We got the Challenge Math book, and at first he seemed excited by it, but it doesn't seem to be as big a hit with him as some other things. Remember, I'm not homeschooling so I don't have to provide insurance that he's on grade level or achieving, or whatever. I'm mostly doing all of this to help him stay interested and to compensate for how dull school math is. Mainly I'm along for the ride, and learning as much as I can. 

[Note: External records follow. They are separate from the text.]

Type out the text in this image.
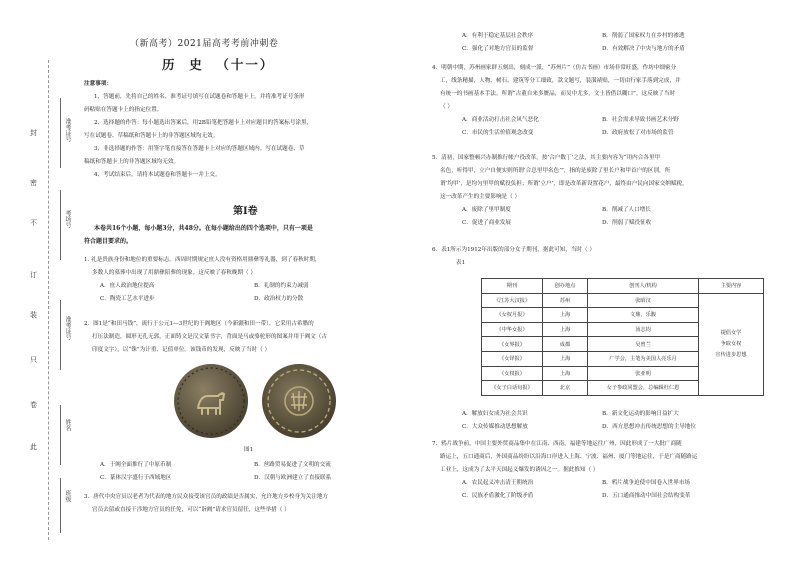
封
密
不
订
装
只
卷
此
准考证号
考场号
准考证号
姓名
班级
（新高考）2021届高考考前冲刺卷
历  史  （十一）
注意事项：
1、答题前，先将自己的姓名、准考证号填写在试题卷和答题卡上，并将准考证号条形
码粘贴在答题卡上的指定位置。
2、选择题的作答：每小题选出答案后，用2B铅笔把答题卡上对应题目的答案标号涂黑，
写在试题卷、草稿纸和答题卡上的非答题区域均无效。
3、非选择题的作答：用签字笔直接答在答题卡上对应的答题区域内。写在试题卷、草
稿纸和答题卡上的非答题区域均无效。
4、考试结束后，请将本试题卷和答题卡一并上交。
第Ⅰ卷
本卷共16个小题，每小题3分，共48分。在每小题给出的四个选项中，只有一项是
符合题目要求的。
1. 礼是贵族身份和地位的重要标志。西周时期规定庶人没有资格用鼎彝等礼器，到了春秋时期，
多数人的墓葬中出现了用鼎彝陪葬的现象。这反映了春秋晚期（ ）
A．庶人政治地位提高	B．礼制的约束力减弱
C．陶瓷工艺水平进步	D．政治权力的分散
2．图1是“和田马钱”，流行于公元1—3世纪的于阗地区（今新疆和田一带），它采用古希腊的
打压法制造，圆形无孔无郭，正面铸文是汉文篆书字，背面是马或骆驼形的图案并用于阗文（古
印度文字），以“铢”为计重、记值单位。该钱币的发现，反映了当时（ ）
图1
A．于阗全面推行了中原币制	B．丝路贸易促进了文明的交流
C．篆体汉字盛行于西域地区	D．汉朝与欧洲建立了直接联系
3．唐代中央官员以老者为代表的地方民众接受该官员的政绩是否属实，允许地方乡校身为关注地方
官员去留或直接干涉地方官员的任免，可以“诣阙”请求官员留任，这些举措（ ）
A．有利于稳定基层社会秩序	B．削弱了国家权力在乡村的渗透
C．强化了对地方官员的监督	D．有效解决了中央与地方的矛盾
4．明朝中期，苏州画家群五刻出，刻成一派，“苏州片”（仿古书画）市场非常旺盛，作坊中细密分
工，线条精描，人物、树石、建筑等分工细致，款文题写，装潢裱贴，一切由行家手落到完成，并
有统一的书画基本手法。所谓“古董自来多赝品，而吴中尤多，文士皆借以糊口”。这反映了当时
（ ）
A．商业活动打击社会风气恶化	B．社会需求导致书画艺术分野
C．市民的生活价值观念改变	D．政府放松了对市场的监管
5．清初，国家整顿兴办制推行帐户役改革。按‘合户数丁’之法，其主要内容为“用内合各里甲
名色，听得甲，立户自便实则所谓‘合总里甲名色’”，指的是废除了里长户和甲首户的区别，所
谓‘均甲’，是均匀里甲的赋役负担；所谓‘立户’，即是改革新设置花户，最终由户民向国家交纳赋税。
这一改革产生的主要影响是（ ）
A．废除了里甲制度	B．削减了人口增长
C．促进了商业发展	D．削弱了赋役征收
6．表1所示为1912年出版的部分女子期刊，据此可知，当时（ ）
表1
期刊	创办地点	创刊人/机构	主要内容
《江苏大汉报》	苏州	张昭汉	提倡女学
争取女权
宣传进步思想

《女权月报》	上海	文鼎、乐馥	
《中华女报》	上海	汤志钧	
《女界报》	成都	吴曾兰	
《女铎报》	上海	广学会，主笔为美国人亮乐月	
《女权报》	上海	张亚明	
《女子白话旬报》	北京	女子参政同盟会，总编辑杜仁恩	
A．解放妇女成为社会共识	B．新文化运动的影响日益扩大
C．大众传媒推动思想解放	D．西方思想冲击传统思想的主导地位
7．鸦片战争前，中国主要外贸商品集中在江南、西南，福建等地运往广州，因此形成了一大批广商随
路运上，五口通商后，外国商品纷纷以沿海口岸进入上海、宁波、福州、厦门等地运往，于是广商随路运
工业上，这成为了太平天国起义爆发的诱因之一。据此推知（ ）
A．农民起义冲击清王朝统治	B．鸦片战争迫使中国卷入世界市场
C．民族矛盾激化了阶级矛盾	D．五口通商推动中国社会结构变革
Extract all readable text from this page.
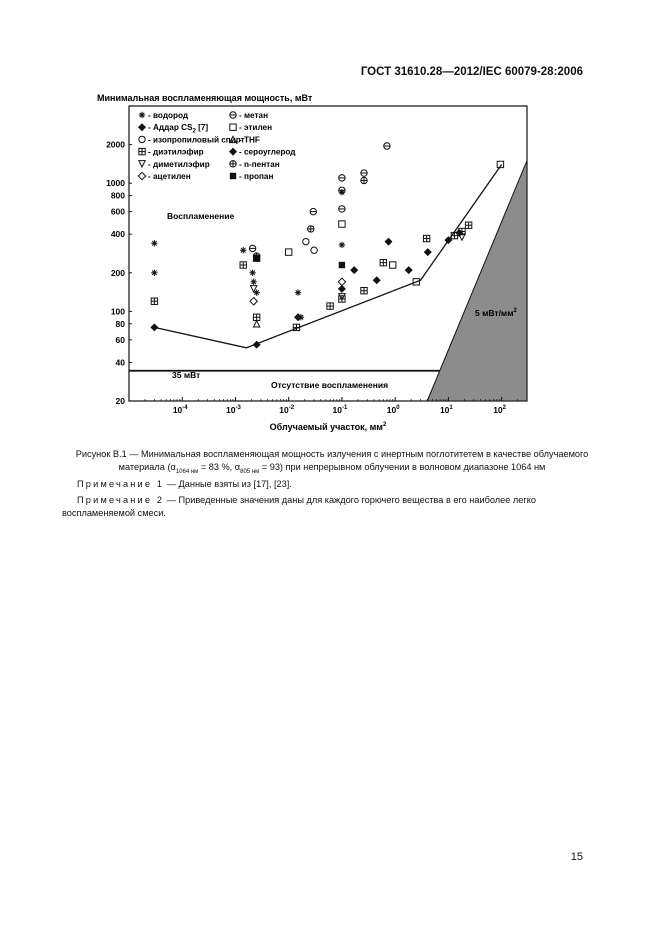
ГОСТ 31610.28—2012/IEC 60079-28:2006
Минимальная воспламеняющая мощность, мВт
- водород
- Аддар $CS_2$ [7]
- изопропиловый спирт
- диэтилэфир
- диметилэфир
- ацетилен
- метан
- этилен
- THF
- сероуглерод
- n-пентан
- пропан
2000
1000
800
600
400
200
100
80
60
40
20
$10^{-4}$	$10^{-3}$	$10^{-2}$	$10^{-1}$	$10^0$	$10^1$	$10^2$
Воспламенение
35 мВт
Отсутствие воспламенения
5 мВт/$мм^2$
Облучаемый участок, $мм^2$
Рисунок В.1 — Минимальная воспламеняющая мощность излучения с инертным поглотитетем в качестве облучаемого материала ($\alpha_{1064 нм} = 83$ %, $\alpha_{805 нм} = 93$) при непрерывном облучении в волновом диапазоне 1064 нм
Примечание 1 — Данные взяты из [17], [23].
Примечание 2 — Приведенные значения даны для каждого горючего вещества в его наиболее легко воспламеняемой смеси.
15
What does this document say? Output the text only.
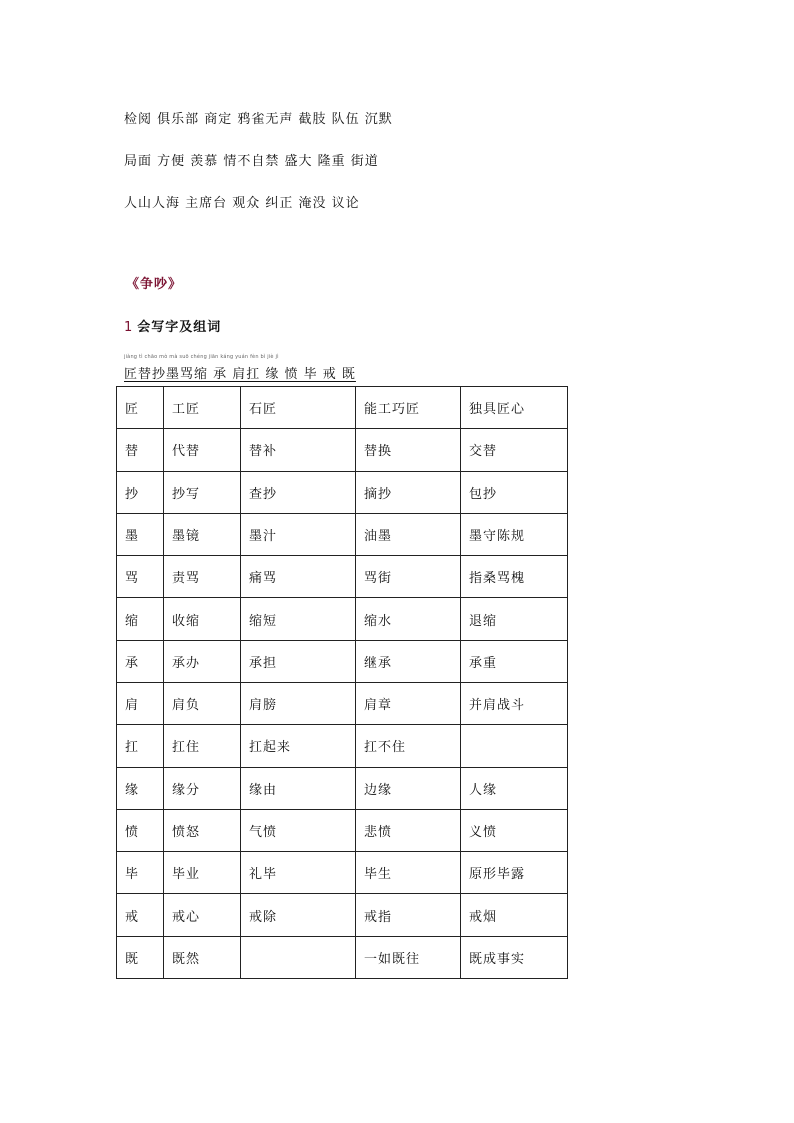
检阅 俱乐部 商定 鸦雀无声 截肢 队伍 沉默
局面 方便 羡慕 情不自禁 盛大 隆重 街道
人山人海 主席台 观众 纠正 淹没 议论
《争吵》
1 会写字及组词
jiàng tì chāo mò mà suō chéng jiān káng yuán fèn bì jiè jì
匠替抄墨骂缩 承 肩扛 缘 愤 毕 戒 既
匠	工匠	石匠	能工巧匠	独具匠心
替	代替	替补	替换	交替
抄	抄写	查抄	摘抄	包抄
墨	墨镜	墨汁	油墨	墨守陈规
骂	责骂	痛骂	骂街	指桑骂槐
缩	收缩	缩短	缩水	退缩
承	承办	承担	继承	承重
肩	肩负	肩膀	肩章	并肩战斗
扛	扛住	扛起来	扛不住	
缘	缘分	缘由	边缘	人缘
愤	愤怒	气愤	悲愤	义愤
毕	毕业	礼毕	毕生	原形毕露
戒	戒心	戒除	戒指	戒烟
既	既然		一如既往	既成事实
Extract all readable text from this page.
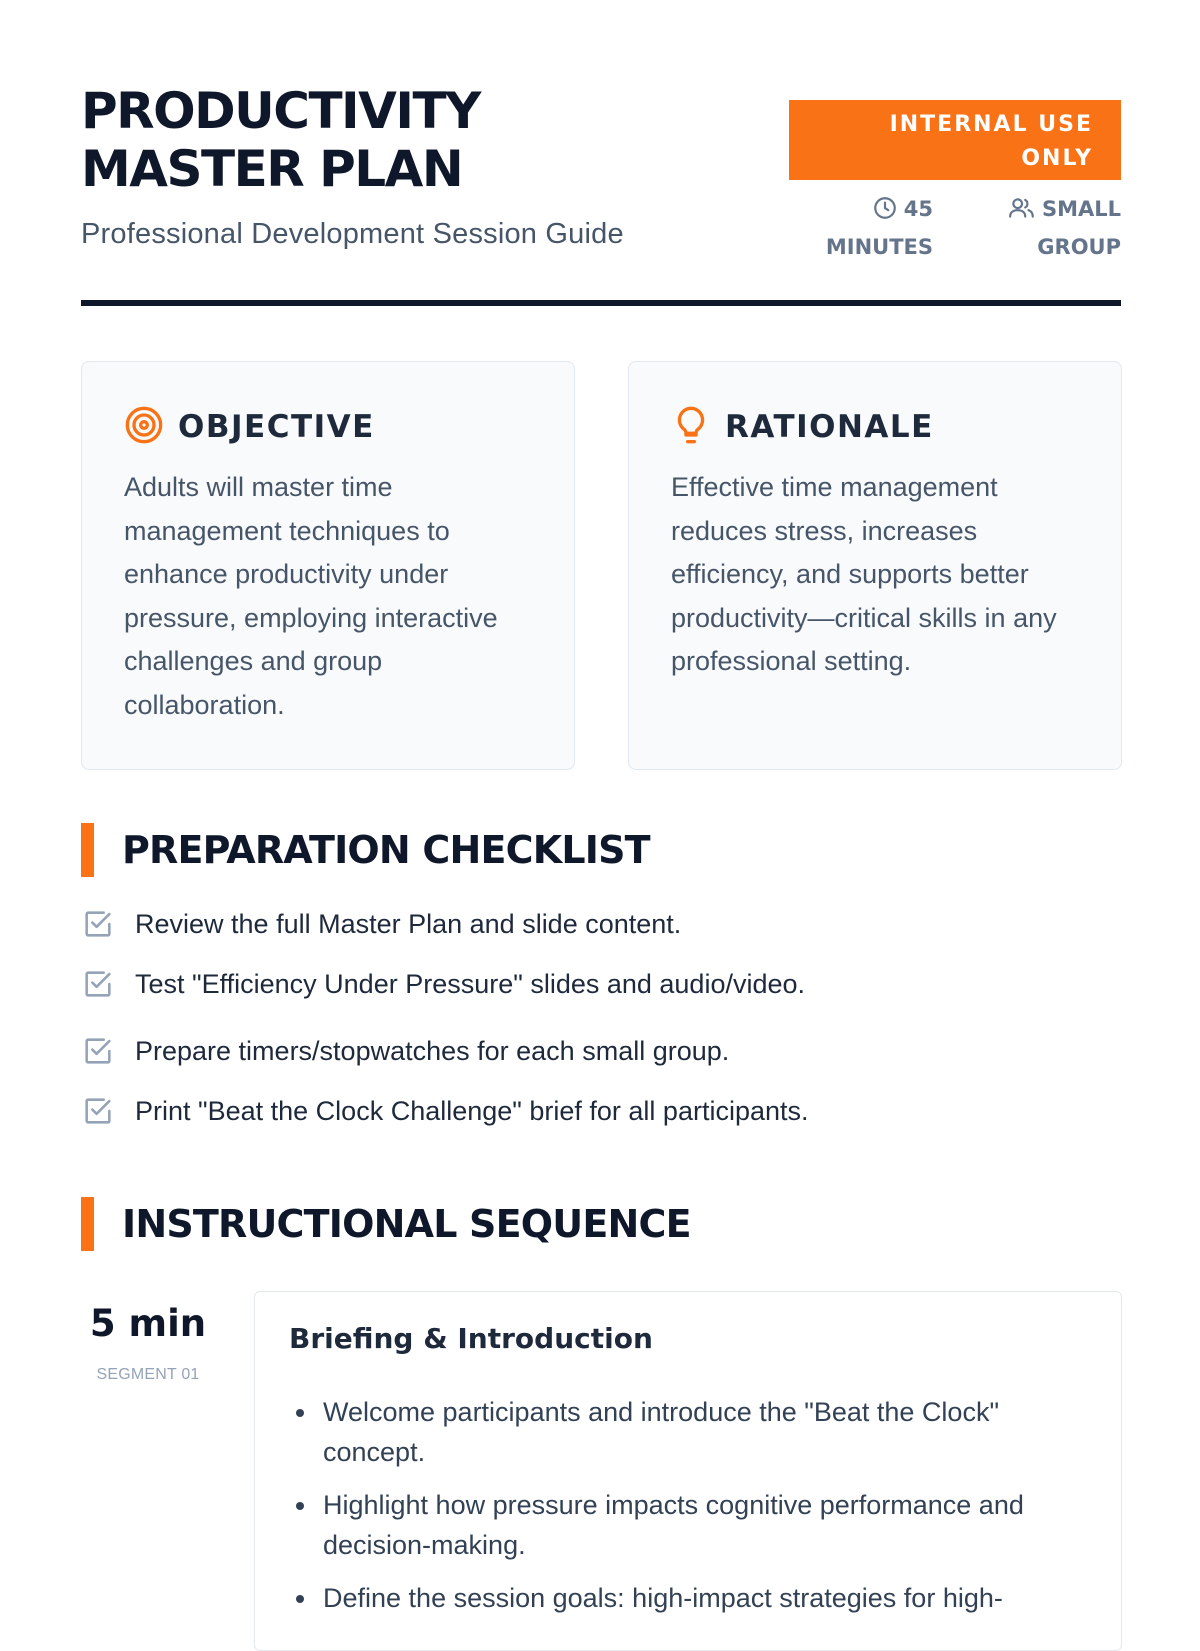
PRODUCTIVITY
MASTER PLAN
Professional Development Session Guide
INTERNAL USE
ONLY
45
MINUTES
SMALL
GROUP
OBJECTIVE
Adults will master time management techniques to enhance productivity under pressure, employing interactive challenges and group collaboration.
RATIONALE
Effective time management reduces stress, increases efficiency, and supports better productivity—critical skills in any professional setting.
PREPARATION CHECKLIST
Review the full Master Plan and slide content.
Test "Efficiency Under Pressure" slides and audio/video.
Prepare timers/stopwatches for each small group.
Print "Beat the Clock Challenge" brief for all participants.
INSTRUCTIONAL SEQUENCE
5 min
SEGMENT 01
Briefing & Introduction
Welcome participants and introduce the "Beat the Clock" concept.
Highlight how pressure impacts cognitive performance and decision-making.
Define the session goals: high-impact strategies for high-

If you provide your child with a math-facts table it's possible to use almost any curriculum or program at the conceptual level that challenges your child without the facts learned by rote memory. You just allow him to do the computation with the aid of a printed reference table of multiplication facts. So if he's doing a unit on long division, he just refers to the printed multiplication table to help him multiply 7 x 8 and 7 x 9 to figure out how many 7's to fit into the first digit of 6140. If he's working out an algebra problem and he's left with x = 240/4, you direct him to the printed table to help him find the quotient. 

There are a bunch of neat resources that encourage exploration of concepts without doing any much computation at all. Theoni Pappas' books, "the Number Devil" book, Hands-on-Equations from borenson.com, Calculus By and For Young People ... those are some I recall that we've used. But for my late-memorizing kids, our mainstay approach was just to continue with the Singapore Primary Math that they enjoyed, but with a crib card of multiplication facts that they were free to refer to if they needed. Eventually they no longer needed to bother with the crib card much ... and then not at all. In the meantime they had continued to enjoy math and to learn plenty.

Miranda